Giter Club home page Giter Club logo

email-interactions-analyzer's Introduction

MP2: Analyzing Email Interactions

Motivation:

In this mini-project, we aim to develop a system to analyze email interactions of users within organizations. This is to gain insights about usage patterns, discover social interactions within the institution, and understand the impacts of potential vulnerabilities.

Primary dataset:

Email interactions between 986 users at a research institution for over two years, including sender user ID, receiver user ID, and send time of 332,334 emails. The data is provided in a single file in “txt” format.
Link to the open-source data: https://snap.stanford.edu/data/email-Eu-core-temporal.html
Effectively, you are given the data for a directed temporal weighted graph in the resources folder.

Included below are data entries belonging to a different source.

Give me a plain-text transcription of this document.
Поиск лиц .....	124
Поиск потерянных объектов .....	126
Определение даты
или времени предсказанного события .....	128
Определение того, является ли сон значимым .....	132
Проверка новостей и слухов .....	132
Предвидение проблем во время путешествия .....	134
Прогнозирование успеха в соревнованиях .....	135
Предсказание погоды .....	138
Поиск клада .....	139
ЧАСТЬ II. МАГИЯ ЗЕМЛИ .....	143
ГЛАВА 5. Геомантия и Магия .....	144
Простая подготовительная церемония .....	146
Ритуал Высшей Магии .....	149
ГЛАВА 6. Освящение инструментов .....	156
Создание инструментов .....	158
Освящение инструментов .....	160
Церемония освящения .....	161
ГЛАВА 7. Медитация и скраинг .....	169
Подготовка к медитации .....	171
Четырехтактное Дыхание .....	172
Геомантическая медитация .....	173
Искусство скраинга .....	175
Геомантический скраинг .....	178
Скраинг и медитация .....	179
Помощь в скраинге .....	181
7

Task 1: Constructing the Interaction Graph and Collecting Basic Metrics

A graph is a suitable representation of the interaction between different users. However, depending on which question we want to answer, different graph representations might be more suitable.

Task1.1:

A rich form of capturing email interactions is by using a directed graph. For this, you should implement a class called DWInteractionGraph. It represents a directed weighted graph of user interactions within a specific window of time. Assuming two users A and B, directed means emails from A to B should be captured separately from B to A, and weighted means that the number of emails from A to B should be captured. This class should capture email times, as certain analyses would rely on it. An object of this class should be constructed in one of the following ways:

  1. Using an input file (similar in format to the one provided to you) and a time window (int array of length two: [StartTimeInSeconds, EndTimeInSeconds]). Only email interactions that occurred in this window should be stored in the object, where the time window is inclusive. If no time window is provided, all email interactions in the file should be included.
  2. From another InteractionGraph object and a time range filter (int array of length two: [StartTimeInSeconds, EndTimeInSeconds]) Note that the time window for the resulting object would be the intersection of input time range filter and the input object’s.
  3. From another InteractionGraph object and an int array containing user IDs. The returning InteractionGraph should only contain interactions of these users. Note that not all requested users are guaranteed to be in the input InteractionGraph object. Interactions should be added to the new graph as long as either the sender or the reciver is in the specified array, or both.

Task 1.2:

A more simplified format of capturing the interactions is via an undirected graph. The class to be implemented for this is called UDWInteractionGraph, for an undirected weighted graph of user interactions within a specific time. Assuming two users A and B, undirected means emails from A to B are not differentiated from those sent from B to A, and weighted means that the total number of emails between A to B should be captured. This class should also capture email times, as certain analyses would rely on it. An object of this class should be constructed in one of the following ways:

  1. Using an input file (similar in format to the one provided to you) and a time window (int array of length two: [StartTimeInSeconds, EndTimeInSeconds]).
  2. From another UDWInteractionGraph object and a time range filter (int array of length two: [StartTimeInSeconds, EndTimeInSeconds]) Again, this time window should be checked to fit in the time window associated with the input object, where the time range is inclusive.
  3. From another UDWInteractionGraph object and an int array containing user IDs. The returning UDWInteractionGraph should only contain interactions of these users. Interactions should be added to the new graph as long as either the sender or the reciver is in the specified array, or both.
  4. From an InteractionGraph. Here, the InteractionGraph should be translated into a UDWInteractionGraph.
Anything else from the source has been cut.